Despite the ongoing civil war, Ethiopians who escaped the violence and the 1984-85 famine are going home, lured by rains and good harvests. Chadians who also fled famine and civil war began returning home last year, though the number returning has dropped with a recent increase in fighting in the north.

In Central America, several hundred refugees have gone back to their homes in Guatemala, Nicaragua, and El Salvador, according to the UN High Commissioner for Refugees (UNHCR).

By returning, these refugees illustrate that ``the draw of their own land, their own country is strong,'' says Winter. In many instances, they are going back to countries still experiencing various levels of military conflict, where cities, villages, and croplands have been devastated and few public services are available.

The UNHCR tries to help refugees make a new start when they return home, including monitoring how their government treats them once they have arrived. It regards refugees as persons who have a ``well-founded fear of being persecuted for reasons of race, religion, nationality, or membership of a particular social group, or political opinion.'' In the case of many African famine victims the UNHCR made an exception, because they were endangered by famine and civil war.

Estimates vary greatly regarding both the number of refugees in the world and the number going home, say UN and US officials and private specialists.

``The [number of] people who are coming out [fleeing their home countries] is bigger than the [number] going home,'' says Antoine Noel, an Ethiopian who is the top representative of the UNHCR in the US. But he estimates the number going home each year has been increasing. During the last couple of years Uganda, Ethiopia, and Chad have had more returnees than any other countries.

Uganda. Some 300,000 Ugandan refugees have returned home, most of them in 1985 and 1986. Some 175,000 remain in neighboring Sudan and Zaire, according to the US Committee for Refugees. The ``bulk'' of those still outside Uganda are expected to return, despite ongoing fighting in the northern regions, Winter says.

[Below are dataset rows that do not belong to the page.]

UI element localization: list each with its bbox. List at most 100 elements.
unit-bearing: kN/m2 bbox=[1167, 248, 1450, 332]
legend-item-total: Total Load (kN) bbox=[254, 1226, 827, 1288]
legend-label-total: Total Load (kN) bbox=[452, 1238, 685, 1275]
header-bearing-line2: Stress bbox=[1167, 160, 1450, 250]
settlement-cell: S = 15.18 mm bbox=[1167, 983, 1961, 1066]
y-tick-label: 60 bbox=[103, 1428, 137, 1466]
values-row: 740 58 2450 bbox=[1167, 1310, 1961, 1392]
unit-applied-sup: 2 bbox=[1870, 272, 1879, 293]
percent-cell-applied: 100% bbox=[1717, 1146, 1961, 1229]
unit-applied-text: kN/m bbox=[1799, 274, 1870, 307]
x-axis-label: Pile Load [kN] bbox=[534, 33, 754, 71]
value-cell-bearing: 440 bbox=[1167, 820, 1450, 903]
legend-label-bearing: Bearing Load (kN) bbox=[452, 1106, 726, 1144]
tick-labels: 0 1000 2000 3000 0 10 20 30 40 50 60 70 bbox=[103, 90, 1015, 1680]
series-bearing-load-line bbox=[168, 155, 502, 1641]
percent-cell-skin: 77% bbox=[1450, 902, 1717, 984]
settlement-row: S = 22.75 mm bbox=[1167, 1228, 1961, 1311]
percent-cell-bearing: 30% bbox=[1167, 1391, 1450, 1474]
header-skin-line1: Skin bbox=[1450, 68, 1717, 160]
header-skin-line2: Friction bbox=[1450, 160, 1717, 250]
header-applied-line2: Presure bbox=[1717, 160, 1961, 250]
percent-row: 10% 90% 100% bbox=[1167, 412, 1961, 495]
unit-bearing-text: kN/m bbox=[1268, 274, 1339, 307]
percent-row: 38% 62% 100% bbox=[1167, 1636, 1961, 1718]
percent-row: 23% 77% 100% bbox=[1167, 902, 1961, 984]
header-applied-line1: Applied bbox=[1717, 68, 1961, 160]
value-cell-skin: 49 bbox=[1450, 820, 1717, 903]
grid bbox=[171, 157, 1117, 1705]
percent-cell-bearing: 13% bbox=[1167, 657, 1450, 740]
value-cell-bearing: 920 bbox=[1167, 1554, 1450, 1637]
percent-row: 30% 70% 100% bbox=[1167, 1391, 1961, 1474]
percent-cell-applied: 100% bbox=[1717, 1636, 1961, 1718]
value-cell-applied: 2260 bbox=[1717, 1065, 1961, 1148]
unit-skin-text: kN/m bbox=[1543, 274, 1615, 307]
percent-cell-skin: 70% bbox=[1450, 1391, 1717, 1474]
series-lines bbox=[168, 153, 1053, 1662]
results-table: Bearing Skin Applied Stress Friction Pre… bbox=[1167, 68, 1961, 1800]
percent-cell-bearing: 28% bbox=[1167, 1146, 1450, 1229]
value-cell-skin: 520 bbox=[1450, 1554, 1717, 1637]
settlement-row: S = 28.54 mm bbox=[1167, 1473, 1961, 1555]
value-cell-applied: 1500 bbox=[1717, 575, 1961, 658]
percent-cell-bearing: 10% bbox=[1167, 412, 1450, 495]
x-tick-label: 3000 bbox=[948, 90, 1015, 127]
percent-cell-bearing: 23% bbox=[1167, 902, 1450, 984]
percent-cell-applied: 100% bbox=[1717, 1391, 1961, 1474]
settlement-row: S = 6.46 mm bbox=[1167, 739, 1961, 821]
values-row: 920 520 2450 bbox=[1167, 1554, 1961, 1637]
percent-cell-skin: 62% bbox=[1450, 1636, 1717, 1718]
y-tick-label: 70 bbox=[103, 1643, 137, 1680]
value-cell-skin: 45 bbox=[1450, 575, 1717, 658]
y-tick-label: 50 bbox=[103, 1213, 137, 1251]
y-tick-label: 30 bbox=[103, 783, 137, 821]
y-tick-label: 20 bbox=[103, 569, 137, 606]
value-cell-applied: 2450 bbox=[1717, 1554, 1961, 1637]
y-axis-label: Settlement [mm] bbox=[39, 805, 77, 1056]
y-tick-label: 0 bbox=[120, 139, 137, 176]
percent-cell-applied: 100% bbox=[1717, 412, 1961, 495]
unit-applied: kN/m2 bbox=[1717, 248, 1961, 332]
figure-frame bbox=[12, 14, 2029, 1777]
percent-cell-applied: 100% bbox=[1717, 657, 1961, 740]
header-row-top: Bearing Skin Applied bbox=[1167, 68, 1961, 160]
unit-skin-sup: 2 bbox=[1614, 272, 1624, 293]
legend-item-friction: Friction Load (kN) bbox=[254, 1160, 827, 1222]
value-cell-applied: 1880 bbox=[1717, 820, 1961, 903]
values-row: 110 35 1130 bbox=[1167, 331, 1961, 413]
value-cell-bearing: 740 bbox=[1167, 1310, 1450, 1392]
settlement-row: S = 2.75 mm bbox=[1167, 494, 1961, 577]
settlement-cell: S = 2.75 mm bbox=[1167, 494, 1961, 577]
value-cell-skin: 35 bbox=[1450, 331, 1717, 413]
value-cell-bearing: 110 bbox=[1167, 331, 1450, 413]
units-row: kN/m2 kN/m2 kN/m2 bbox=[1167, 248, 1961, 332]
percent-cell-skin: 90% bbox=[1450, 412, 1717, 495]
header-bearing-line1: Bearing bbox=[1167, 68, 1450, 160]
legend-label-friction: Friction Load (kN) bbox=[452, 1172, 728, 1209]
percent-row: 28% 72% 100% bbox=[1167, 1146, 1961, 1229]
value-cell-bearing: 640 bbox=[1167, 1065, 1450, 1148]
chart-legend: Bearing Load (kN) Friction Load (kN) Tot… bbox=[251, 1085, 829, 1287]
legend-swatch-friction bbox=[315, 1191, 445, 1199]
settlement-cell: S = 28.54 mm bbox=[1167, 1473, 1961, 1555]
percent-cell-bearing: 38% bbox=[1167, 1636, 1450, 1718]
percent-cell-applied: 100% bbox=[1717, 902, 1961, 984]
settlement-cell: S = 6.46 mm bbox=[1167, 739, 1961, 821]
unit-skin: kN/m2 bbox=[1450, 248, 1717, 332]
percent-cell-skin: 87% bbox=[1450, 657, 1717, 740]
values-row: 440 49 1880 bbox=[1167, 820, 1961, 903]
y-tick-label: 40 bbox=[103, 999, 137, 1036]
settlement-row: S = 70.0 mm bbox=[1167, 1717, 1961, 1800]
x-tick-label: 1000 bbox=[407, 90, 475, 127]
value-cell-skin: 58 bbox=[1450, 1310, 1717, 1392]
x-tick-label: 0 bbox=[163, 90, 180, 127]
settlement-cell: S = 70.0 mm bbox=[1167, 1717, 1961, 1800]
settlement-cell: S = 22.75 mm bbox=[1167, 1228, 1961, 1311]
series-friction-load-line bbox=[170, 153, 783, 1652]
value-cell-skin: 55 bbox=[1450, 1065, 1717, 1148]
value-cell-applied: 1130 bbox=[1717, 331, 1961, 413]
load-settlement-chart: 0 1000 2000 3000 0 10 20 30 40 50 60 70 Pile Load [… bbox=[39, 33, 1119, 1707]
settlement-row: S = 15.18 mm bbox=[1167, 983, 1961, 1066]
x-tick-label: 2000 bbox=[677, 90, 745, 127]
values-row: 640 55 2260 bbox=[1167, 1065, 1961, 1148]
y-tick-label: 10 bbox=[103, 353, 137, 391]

An official at UNHCR headquarters in Geneva says he expects about 100,000 to return to Uganda from Sudan this year. One State Department official says the temptation to stay in some regions of southern Sudan is great for the Ugandan refugees because there they have farms and peace.

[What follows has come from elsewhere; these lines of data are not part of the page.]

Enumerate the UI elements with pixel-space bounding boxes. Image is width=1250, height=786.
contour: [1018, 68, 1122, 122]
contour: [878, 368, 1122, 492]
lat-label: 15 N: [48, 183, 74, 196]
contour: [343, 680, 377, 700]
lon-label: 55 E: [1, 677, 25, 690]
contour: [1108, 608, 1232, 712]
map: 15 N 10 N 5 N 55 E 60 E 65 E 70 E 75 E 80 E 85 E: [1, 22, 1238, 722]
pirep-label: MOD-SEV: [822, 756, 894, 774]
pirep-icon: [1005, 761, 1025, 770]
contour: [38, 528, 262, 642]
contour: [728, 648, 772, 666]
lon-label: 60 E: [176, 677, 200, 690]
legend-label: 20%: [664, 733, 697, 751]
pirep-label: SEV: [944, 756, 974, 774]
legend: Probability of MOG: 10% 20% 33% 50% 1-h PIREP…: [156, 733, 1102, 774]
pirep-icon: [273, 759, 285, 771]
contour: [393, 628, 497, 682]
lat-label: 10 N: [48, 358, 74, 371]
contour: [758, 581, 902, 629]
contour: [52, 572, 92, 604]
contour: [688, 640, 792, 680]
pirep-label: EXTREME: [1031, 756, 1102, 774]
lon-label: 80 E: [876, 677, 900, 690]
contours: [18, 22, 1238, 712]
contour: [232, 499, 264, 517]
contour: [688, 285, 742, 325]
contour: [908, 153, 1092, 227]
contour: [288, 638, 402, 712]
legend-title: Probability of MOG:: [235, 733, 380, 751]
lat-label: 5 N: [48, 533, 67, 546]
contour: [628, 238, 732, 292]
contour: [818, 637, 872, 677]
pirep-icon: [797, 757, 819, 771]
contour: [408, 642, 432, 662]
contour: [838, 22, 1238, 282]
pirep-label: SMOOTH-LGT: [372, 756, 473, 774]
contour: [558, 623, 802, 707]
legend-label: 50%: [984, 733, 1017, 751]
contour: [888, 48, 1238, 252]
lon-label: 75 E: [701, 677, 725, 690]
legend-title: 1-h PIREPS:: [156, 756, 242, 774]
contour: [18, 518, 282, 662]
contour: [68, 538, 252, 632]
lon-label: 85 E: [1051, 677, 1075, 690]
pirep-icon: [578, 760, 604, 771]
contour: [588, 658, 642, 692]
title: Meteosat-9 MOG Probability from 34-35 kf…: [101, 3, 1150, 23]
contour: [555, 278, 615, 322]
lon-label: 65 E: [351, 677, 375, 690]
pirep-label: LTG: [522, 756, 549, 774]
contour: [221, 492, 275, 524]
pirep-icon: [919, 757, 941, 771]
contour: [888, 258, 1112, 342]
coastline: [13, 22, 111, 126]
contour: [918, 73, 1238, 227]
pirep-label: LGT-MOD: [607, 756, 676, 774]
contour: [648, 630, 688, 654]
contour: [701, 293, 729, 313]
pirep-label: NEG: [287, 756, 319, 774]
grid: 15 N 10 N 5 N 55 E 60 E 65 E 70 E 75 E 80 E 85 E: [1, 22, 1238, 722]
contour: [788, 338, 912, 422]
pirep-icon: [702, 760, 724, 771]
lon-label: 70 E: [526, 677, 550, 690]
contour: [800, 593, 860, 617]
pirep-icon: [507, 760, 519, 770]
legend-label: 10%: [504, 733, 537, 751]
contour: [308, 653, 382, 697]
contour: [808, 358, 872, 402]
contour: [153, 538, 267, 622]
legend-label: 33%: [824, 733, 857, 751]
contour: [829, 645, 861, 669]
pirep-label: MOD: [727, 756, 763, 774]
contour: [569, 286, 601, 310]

Ethiopia. Some 50,000 refugees have returned to the contested area of Eritrea during the past two years, according to Tesfa Seyoum, executive director of the Eritrean Relief Committee in New York. He estimates another 50,000 are likely to return from Sudan this year.

Some 155,000 refugees returned to the contested area of Tigre (also spelled Tigray) in 1985 and '86. Another 30,000 are returning now, says Gayle Smith, coordinator of the Washington-based Relief Society of Tigray. The Ethiopian government has refused to help resettle refugees returning to guerrilla-held areas, she says.

A small number of refugees have begun returning to Ethiopia from Somalia, according to the UNHCR's Noel.

Chad. Some 122,000 Chadians have returned within the past year from the Central African Republic, Sudan, and Cameroon. Another 50,000 are expected to do the same in 1987, according to a US State Department official. Northern Chad is partially under rebel and Libyan control. The refugees, says the official, are returning to southern Chad where things are calmer.